Hawg Scooters owner Daniel Justin Clark thinks a reflective vest is a small price to pay for safety.
By: Ryan Toland
South Carolina House members met Tuesday to discuss a bill that would require all moped drivers to wear a reflective vest and have continually flashing tail lights at all times.
State Rep. Alan Clemmons, R-Myrtle Beach, authored the bill and says there have been 128 moped deaths in South Carolina since 2011.
"We were at an accident the other day in North Augusta, had a fatality, the lady turned right in front of a moped and hit him and killed him, and said she never saw him. He didn't have any lights on, he didnt have a reflecting vest on," said State Rep. Bill Hixon, R-Aiken, a sponor of the proposed bill.

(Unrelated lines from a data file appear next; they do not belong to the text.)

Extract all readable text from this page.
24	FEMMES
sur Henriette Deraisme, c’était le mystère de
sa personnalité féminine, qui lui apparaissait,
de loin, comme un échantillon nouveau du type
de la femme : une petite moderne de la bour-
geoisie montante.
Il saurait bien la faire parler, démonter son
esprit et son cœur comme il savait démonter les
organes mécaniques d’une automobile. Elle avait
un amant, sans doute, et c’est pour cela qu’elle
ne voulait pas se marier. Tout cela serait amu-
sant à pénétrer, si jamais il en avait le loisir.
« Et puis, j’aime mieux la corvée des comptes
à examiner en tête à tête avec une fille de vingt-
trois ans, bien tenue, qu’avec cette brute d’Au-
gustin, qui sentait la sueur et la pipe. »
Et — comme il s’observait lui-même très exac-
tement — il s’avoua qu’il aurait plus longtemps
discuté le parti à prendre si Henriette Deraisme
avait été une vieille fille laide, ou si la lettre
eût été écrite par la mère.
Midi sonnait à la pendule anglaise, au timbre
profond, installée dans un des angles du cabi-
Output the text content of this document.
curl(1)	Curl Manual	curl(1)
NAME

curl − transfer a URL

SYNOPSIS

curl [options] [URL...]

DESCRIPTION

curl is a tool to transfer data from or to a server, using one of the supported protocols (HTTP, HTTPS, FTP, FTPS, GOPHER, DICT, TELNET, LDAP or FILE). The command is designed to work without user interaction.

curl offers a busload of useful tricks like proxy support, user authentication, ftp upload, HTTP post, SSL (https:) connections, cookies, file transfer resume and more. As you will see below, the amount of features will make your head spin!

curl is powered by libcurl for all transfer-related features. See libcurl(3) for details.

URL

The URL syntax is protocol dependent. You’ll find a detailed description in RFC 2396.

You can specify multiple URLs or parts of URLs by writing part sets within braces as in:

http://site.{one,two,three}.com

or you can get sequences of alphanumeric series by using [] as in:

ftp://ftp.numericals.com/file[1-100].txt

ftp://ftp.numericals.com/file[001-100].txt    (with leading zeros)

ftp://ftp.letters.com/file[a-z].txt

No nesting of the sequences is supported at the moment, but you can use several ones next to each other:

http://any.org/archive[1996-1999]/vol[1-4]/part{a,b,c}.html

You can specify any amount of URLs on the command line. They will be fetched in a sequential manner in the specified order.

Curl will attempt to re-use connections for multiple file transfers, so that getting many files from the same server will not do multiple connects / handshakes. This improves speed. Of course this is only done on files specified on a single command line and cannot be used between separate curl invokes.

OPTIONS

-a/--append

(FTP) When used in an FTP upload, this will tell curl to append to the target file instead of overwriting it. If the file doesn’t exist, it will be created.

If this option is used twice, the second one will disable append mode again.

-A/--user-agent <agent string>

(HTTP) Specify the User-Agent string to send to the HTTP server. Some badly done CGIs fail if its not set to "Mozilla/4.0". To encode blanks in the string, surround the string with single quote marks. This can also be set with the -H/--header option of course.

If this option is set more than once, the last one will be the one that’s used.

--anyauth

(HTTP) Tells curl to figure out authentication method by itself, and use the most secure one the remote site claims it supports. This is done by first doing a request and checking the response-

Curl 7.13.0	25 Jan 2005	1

There are also two other proposed bills involving moped safety that have yet to be discussed by the House. One bill would not allow moped drivers to drive on freeways with speed limits of 45 mph or higher. The other proposed bill would require all moped drivers to have a license, registration and insurance on their moped.
"The vests aren't expensive, but what's a life worth and what's the damage done to someone's mind who kills somebody," said Hixon.
Daniel Justin Clark, owner of Hawg Scooters, says moped sales have increased over the past four years, in large part he believes due to the parking becoming worse and worse on the University of South Carolina campus. Clark says the minimal added expense of won't deter people from buying a moped, and he's all for the proposed bill.
"I don't see why anyone would be opposed to safety, especailly for their own wellbeing. A safety vest might not be cool, but getting run over by a car isn't cool either," said Clark.
Not all moped drivers see the benefits of the bill. Brooks DuBose is a USC senior who commutes to school everyday on his moped.
"I say it's somewhat reasonable, but really I feel like it's not necessary, and it's not going to help altogether, but first off I don't want to pay 20, 30 bucks for a vest that I don't want to wear," he said.
There have been several similar bills involving moped safety that cleared the House in recent years, only to die in the Senate.